На историко-революционной картине «Седьмой спутник» Герман ассистировал Григорию Аронову — режиссеру второго ряда, в самом начале карьеры снявшему какой-то случайный компромат на крупный областной завод и в этой связи навсегда смертельно напуганному. Герман, выходец из очень привилегированной семьи, был не только значительно увереннее, но и моложе, что для иерархически организованного советского кино считалось едва ли не большим грехом, чем неблагонадежность. Режиссерский дуэт был, очевидно, превентивной мерой против вероятного радикализма как следствия неопытности более молодого партнера. Бесполезно гадать, каким был бы «Седьмой спутник», если его отдали бы Герману целиком. В контексте настоящей работы эта ранняя картина с размытым, не вполне проясненным авторством отличается самым высоким уровнем речевой упорядоченности. Снятый несостоявшимся альянсом, т.е. почти анонимный и вдобавок вторичный, фильм характерным образом решен в усредненной стилистике. Если визуальный компонент еще претендует на своеобразие, что видно на примерах драматизированного освещения натурных сцен и достаточно смелого панорамирования в павильоне, то структура диалогов полностью соответствует последовательной, даже избыточной наррации.
Сцена в покоях дворца, переоборудованных под камеру предварительного заключения. Яркий свет, элегантный интерьер, пространство, как на приеме, заполнено людьми благородного сословия. Первая группа движется на камеру фронтально, затем сворачивает в параллель:
— Вас когда забрали?
— Сегодня утром.
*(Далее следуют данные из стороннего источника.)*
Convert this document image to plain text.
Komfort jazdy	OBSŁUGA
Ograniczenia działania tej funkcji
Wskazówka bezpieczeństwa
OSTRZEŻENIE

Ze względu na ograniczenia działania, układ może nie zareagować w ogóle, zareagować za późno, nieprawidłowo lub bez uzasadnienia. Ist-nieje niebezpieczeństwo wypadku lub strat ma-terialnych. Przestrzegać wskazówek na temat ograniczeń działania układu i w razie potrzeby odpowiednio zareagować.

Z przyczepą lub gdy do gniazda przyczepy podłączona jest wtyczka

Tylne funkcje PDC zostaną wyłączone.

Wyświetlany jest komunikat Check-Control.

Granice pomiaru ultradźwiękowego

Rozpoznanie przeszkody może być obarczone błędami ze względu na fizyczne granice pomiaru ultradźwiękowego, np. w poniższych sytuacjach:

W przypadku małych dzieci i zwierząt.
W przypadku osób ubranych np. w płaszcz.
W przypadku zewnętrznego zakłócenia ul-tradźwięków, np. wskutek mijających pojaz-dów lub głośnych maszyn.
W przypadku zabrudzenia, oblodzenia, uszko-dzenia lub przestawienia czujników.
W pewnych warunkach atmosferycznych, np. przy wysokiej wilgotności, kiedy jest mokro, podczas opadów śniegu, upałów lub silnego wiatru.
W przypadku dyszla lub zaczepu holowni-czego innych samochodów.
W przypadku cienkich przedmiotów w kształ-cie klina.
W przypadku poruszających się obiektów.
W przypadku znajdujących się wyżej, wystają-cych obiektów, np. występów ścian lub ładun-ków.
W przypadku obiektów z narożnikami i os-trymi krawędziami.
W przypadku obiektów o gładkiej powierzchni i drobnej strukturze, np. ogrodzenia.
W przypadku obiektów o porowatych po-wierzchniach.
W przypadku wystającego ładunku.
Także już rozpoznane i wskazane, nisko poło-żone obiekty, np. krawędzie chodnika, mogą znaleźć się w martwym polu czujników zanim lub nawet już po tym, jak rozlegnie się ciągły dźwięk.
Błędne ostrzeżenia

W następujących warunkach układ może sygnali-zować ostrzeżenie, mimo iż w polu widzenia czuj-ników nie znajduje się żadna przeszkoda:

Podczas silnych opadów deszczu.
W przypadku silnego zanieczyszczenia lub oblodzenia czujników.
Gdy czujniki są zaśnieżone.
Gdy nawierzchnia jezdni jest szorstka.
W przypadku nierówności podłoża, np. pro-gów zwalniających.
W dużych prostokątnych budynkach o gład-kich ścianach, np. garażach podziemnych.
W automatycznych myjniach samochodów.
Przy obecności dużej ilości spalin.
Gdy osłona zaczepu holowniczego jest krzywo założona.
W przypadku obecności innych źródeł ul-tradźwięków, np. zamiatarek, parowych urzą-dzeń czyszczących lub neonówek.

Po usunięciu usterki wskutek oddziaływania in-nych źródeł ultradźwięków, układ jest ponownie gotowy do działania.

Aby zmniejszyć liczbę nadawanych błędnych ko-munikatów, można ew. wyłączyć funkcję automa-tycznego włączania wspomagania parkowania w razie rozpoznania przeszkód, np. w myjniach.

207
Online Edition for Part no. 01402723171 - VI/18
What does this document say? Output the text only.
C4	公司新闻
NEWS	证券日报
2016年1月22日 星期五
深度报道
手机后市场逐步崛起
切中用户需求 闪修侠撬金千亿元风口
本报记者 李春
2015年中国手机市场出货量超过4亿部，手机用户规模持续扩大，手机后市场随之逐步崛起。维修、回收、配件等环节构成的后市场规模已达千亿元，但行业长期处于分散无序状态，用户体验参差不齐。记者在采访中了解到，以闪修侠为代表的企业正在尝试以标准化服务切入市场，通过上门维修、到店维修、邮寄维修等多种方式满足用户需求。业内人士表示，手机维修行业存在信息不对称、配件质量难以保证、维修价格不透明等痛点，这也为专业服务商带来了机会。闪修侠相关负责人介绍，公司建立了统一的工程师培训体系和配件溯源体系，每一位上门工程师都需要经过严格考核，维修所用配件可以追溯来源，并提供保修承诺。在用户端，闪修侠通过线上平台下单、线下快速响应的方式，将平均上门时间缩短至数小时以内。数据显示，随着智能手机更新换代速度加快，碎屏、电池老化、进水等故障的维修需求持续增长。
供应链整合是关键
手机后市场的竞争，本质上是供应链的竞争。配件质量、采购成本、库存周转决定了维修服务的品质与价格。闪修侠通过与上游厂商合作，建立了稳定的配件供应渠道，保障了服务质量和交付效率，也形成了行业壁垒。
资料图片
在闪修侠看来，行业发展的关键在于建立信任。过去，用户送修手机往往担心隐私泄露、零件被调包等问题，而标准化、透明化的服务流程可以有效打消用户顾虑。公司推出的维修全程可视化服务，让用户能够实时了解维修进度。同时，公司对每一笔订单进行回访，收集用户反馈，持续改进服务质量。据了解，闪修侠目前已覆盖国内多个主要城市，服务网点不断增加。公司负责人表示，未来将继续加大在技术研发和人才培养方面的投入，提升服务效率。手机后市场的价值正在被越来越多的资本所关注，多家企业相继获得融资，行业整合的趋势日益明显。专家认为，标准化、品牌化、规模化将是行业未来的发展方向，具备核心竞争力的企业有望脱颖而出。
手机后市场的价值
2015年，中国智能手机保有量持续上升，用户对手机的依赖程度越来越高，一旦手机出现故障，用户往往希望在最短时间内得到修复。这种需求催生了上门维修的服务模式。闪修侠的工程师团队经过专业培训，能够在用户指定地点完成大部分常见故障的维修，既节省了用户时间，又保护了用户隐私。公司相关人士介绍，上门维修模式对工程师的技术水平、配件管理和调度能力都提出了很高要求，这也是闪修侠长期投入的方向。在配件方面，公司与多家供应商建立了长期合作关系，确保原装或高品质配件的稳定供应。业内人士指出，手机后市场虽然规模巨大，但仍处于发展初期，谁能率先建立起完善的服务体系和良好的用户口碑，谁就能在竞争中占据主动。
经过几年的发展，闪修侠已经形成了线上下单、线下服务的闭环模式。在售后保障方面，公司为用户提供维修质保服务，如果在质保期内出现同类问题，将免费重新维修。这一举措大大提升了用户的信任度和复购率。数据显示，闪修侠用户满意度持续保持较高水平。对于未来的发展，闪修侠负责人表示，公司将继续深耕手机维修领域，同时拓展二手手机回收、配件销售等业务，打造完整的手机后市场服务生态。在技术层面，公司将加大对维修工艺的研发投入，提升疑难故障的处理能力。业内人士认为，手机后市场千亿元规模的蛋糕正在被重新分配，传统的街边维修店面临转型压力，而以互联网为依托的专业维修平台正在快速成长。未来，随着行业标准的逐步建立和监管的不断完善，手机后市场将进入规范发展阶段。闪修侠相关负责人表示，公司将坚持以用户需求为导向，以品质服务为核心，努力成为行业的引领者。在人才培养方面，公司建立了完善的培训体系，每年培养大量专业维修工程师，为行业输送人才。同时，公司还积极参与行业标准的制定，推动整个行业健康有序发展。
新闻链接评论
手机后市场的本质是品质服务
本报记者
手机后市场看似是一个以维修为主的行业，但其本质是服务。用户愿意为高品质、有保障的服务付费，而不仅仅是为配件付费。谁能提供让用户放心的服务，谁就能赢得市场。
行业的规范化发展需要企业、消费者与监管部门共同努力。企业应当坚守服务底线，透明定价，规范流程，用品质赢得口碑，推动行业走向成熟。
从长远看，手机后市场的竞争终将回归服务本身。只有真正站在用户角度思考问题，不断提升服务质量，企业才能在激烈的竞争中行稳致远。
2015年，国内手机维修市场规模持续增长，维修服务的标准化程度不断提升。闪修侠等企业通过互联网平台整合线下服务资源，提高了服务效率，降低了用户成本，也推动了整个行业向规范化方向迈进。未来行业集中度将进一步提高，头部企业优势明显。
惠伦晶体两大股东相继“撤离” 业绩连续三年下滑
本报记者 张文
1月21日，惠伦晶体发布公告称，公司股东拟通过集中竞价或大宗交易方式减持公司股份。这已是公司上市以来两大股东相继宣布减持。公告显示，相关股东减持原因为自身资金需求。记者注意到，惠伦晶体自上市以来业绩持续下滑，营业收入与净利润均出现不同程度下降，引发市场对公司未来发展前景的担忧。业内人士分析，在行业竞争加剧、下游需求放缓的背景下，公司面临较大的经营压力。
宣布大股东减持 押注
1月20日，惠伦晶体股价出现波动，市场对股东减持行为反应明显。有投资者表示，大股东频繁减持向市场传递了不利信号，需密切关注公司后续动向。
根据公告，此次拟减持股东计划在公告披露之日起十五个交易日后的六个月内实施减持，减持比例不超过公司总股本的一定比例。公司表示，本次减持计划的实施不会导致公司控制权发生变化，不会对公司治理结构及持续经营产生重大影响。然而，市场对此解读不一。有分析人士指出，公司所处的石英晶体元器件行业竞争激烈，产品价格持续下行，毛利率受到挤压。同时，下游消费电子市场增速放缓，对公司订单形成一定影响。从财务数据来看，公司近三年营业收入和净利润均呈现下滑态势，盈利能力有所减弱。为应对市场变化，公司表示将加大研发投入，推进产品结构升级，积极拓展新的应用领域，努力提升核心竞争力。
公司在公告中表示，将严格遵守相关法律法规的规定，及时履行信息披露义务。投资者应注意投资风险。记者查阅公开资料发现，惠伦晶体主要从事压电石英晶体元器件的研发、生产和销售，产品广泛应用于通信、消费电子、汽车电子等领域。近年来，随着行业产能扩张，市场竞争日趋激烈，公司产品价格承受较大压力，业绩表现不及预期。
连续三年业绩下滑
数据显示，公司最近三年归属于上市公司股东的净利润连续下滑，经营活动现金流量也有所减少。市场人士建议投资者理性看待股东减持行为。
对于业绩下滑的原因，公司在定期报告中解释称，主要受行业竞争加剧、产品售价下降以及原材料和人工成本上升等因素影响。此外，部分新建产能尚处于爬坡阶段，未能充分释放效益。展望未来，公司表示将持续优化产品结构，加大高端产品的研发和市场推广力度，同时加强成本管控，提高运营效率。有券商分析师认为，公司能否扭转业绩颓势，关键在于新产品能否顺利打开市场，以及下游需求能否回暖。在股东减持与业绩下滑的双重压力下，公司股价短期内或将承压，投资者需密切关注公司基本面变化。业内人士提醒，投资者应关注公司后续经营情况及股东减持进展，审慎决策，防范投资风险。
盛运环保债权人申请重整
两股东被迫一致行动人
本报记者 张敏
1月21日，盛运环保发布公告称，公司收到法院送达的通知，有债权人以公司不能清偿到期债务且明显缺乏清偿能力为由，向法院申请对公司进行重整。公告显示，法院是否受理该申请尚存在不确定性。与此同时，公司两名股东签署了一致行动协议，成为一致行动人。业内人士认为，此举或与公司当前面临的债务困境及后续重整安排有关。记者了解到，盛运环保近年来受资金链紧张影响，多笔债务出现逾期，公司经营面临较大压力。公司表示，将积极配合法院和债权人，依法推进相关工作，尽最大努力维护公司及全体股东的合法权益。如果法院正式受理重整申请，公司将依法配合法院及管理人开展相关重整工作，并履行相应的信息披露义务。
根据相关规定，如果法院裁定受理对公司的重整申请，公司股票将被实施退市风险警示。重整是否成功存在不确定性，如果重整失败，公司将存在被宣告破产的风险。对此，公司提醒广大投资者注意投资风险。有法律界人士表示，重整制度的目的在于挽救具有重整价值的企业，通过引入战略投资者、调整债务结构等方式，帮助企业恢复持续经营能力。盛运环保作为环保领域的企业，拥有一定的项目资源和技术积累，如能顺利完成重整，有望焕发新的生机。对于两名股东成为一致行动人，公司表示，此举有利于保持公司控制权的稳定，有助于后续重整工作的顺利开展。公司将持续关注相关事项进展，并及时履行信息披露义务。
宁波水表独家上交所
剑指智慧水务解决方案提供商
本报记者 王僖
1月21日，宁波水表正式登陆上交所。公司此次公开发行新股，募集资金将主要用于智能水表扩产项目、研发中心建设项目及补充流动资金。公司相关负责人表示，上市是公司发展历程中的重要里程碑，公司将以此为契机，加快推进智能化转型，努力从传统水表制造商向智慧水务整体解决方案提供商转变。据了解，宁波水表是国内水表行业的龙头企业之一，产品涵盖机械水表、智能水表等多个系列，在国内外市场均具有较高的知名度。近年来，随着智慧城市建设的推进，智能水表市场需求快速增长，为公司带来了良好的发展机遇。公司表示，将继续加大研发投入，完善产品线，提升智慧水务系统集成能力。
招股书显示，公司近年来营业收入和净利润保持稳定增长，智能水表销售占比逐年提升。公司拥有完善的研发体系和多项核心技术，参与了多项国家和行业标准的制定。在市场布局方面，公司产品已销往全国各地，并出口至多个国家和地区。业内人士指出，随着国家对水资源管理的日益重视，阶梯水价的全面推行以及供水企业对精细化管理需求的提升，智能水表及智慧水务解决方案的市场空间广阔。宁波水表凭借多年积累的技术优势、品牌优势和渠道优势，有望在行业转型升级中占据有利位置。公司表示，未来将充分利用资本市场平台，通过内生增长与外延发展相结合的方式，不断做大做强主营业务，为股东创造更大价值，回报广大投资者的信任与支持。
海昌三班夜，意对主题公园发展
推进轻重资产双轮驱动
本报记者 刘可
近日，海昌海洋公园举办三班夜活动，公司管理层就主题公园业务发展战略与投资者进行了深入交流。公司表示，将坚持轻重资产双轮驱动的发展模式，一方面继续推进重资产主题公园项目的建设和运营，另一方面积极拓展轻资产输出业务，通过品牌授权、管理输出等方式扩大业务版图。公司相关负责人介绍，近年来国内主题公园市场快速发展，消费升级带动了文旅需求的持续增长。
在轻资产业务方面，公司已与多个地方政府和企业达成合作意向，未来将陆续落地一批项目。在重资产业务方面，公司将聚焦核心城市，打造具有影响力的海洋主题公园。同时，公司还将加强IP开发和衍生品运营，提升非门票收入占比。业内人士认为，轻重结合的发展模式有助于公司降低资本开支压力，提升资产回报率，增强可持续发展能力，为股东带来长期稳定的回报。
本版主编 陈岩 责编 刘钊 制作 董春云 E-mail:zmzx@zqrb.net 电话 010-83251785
Прямо с постели.
— Сергей Сергеевич было уперся. Княжеская гордость взыграла. Я, говорит, только приказы его величества исполняю. Так они его прикладами.
— Спохватился!
Из-за их спин по встречной диагонали выходит вторая группа и также перемещается параллельно объективу:
— Думаете, это конец?
— Боюсь, что это только начало. Вы же слышали: каждая кухарка может управлять государством. Зачем же мы с вами?
Из-за камеры спиной к зрителю показывается третья группа:
— Лично мне все стало ясно, когда они сместили генерала Духонина и назначили командующим этого... как его...
— Крыленко! Прапорщика 7-го Финляндского полка!
В это время шедший навстречу им на камеру персонаж (возвращение к фронтальному движению) оборачивается и произносит: «Сместили? Это штыком-то в спину?», после чего движется по траектории первой группы, обозначая конец сцены.
Обращает на себя внимание предельная смысловая соотнесенность реплик при достаточной сложности в организации действующих лиц. Восемь участников сцены распределяют между собой текст, который могли бы произносить два персонажа. Но речевая составляющая «Седьмого спутника» не является сколько-нибудь сложной, ей лишь присущ тот высокий уровень когерентности, который характеризует традиционное повествовательное кино. Конечно, местами здесь проявляется присущая устной речи экспрессивная редукция, но преобладает избыточность, мотивированная не только благородным происхождением персонажей, но и общей установкой советского кино на канонический литературный язык. Персонажи фильма ведут достаточно продолжительные беседы, без которых зрителю было бы затруднительно понять связь эпизодов и в целом смысл происходящего. Все сюжетные повороты фильма происходят как следствие разговоров. То главный герой, сидящий вместе с другими жертвами красного террора в каталажке, вдруг проявляет благоразумие в контактах с большевиками и заслуживает их уважение. То тюремщики внезапно узнают о его гуманных решениях в качестве прокурора на процессах 1905 года и освобождают. То, явившись к себе на старую квартиру, генерал Адамов узнает, что для новых жильцов он мертв и в живых они его видеть не хотят. Приходится искать приюта у разных людей, но все тщетно, и после весьма насыщенных и знаковых переговоров с уцелевшими людьми своего круга генерал возвращается в свою тюрьму. Наконец этот узнаваемый стокгольмский синдром выливается в добровольную службу большевикам — только потому, что Адамов попадается на глаза комиссару-вербовщику и производит на него благоприятное впечатление. Причем нет нужды уточнять, что все сцены и переходы между ними обеспечиваются словесной поддержкой.
Левченко Я. Смерть языка в фильмах Алексея Германа // Новое литературное обозрение. 2015. № 1.